Abstract

We sought to assess which patient, physician, and organizational factors are related to voluntary physician switching among human immunodeficiency virus (HIV)-infected patients. We analyzed the results from a 3-wave survey of patients conducted by the HIV Cost and Services Utilization Study (HCSUS), a longitudinal study of a nationally representative sample of noninstitutionalized HIV-infected individuals receiving care in the contiguous United States. Physicians providing care and care site directors were surveyed once.
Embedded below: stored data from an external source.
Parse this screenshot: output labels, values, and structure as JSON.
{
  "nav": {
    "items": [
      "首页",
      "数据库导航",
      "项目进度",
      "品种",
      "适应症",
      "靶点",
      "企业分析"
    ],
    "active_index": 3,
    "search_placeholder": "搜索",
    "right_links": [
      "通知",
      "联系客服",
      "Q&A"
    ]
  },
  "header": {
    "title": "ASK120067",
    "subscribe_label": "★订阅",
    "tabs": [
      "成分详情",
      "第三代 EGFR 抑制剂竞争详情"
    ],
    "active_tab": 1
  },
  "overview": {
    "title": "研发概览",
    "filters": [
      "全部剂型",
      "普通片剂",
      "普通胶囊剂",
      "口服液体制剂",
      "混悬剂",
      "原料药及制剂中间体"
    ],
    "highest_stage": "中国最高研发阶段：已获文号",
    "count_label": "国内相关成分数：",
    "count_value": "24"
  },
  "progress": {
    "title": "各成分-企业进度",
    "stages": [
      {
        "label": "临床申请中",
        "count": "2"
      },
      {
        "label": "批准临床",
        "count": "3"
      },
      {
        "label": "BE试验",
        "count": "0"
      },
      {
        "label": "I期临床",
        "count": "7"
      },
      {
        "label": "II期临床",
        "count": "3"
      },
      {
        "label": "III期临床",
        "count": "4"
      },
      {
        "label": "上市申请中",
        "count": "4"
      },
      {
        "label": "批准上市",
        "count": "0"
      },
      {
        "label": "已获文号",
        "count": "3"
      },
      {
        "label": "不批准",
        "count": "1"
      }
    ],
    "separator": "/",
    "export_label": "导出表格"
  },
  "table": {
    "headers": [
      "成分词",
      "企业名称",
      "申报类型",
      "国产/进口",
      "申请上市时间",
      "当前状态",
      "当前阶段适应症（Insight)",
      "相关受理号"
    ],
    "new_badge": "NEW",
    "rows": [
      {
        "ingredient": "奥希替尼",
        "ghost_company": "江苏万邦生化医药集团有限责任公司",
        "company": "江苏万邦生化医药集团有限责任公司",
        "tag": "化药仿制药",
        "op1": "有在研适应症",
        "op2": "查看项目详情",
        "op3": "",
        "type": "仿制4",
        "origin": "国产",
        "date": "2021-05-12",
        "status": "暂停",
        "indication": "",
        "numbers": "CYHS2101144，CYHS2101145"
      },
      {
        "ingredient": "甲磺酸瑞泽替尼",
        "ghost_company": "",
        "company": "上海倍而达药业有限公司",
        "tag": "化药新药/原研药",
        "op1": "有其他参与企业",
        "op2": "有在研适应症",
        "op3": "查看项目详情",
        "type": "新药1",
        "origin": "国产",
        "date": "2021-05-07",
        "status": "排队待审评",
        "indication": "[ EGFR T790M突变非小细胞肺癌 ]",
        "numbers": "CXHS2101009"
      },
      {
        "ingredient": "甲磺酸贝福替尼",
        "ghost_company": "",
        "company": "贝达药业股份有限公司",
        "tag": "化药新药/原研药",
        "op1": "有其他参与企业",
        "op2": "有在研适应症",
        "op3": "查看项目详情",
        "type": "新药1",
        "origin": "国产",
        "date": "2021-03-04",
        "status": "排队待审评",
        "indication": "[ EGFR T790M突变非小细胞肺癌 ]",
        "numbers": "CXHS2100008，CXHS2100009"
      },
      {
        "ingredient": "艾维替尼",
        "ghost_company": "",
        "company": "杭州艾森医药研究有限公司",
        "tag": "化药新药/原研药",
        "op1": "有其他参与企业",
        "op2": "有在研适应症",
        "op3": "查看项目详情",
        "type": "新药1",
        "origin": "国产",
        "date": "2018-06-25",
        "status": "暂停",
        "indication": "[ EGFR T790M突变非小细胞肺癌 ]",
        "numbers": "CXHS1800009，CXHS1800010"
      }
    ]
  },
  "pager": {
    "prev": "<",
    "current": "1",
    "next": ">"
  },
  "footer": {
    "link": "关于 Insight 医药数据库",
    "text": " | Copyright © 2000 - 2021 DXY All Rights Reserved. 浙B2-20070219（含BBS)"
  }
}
Relationships of interpersonal aspects of care, access and continuity, technical quality of care, and physician and site characteristics to voluntary switching were analyzed using multilevel logistic regression models that nested repeated observations within patients, patients within clinicians, and clinicians within region. Approximately 15% of patients voluntarily changed their usual clinicians during the 2-year study period. In a multivariate model, lower voluntary switching was predicted by patient trust (odds ratio [OR]=0.74; 95% confidence interval [95% CI]=0.61-0.90), physician antiretroviral knowledge (OR=0.26; 95% CI 0.13-0.53), moderate (rather than low or high) HIV patient volume at a care site (OR=0.09; 95% CI=0.03-0.31), and Ryan White Care Act funding (OR=0.27, 95% CI=0.14-0.52). Patients with chronic illnesses may use several markers of specialization and technical quality to make decisions about their care. These results challenge the notion that patients cannot assess the quality of care they receive.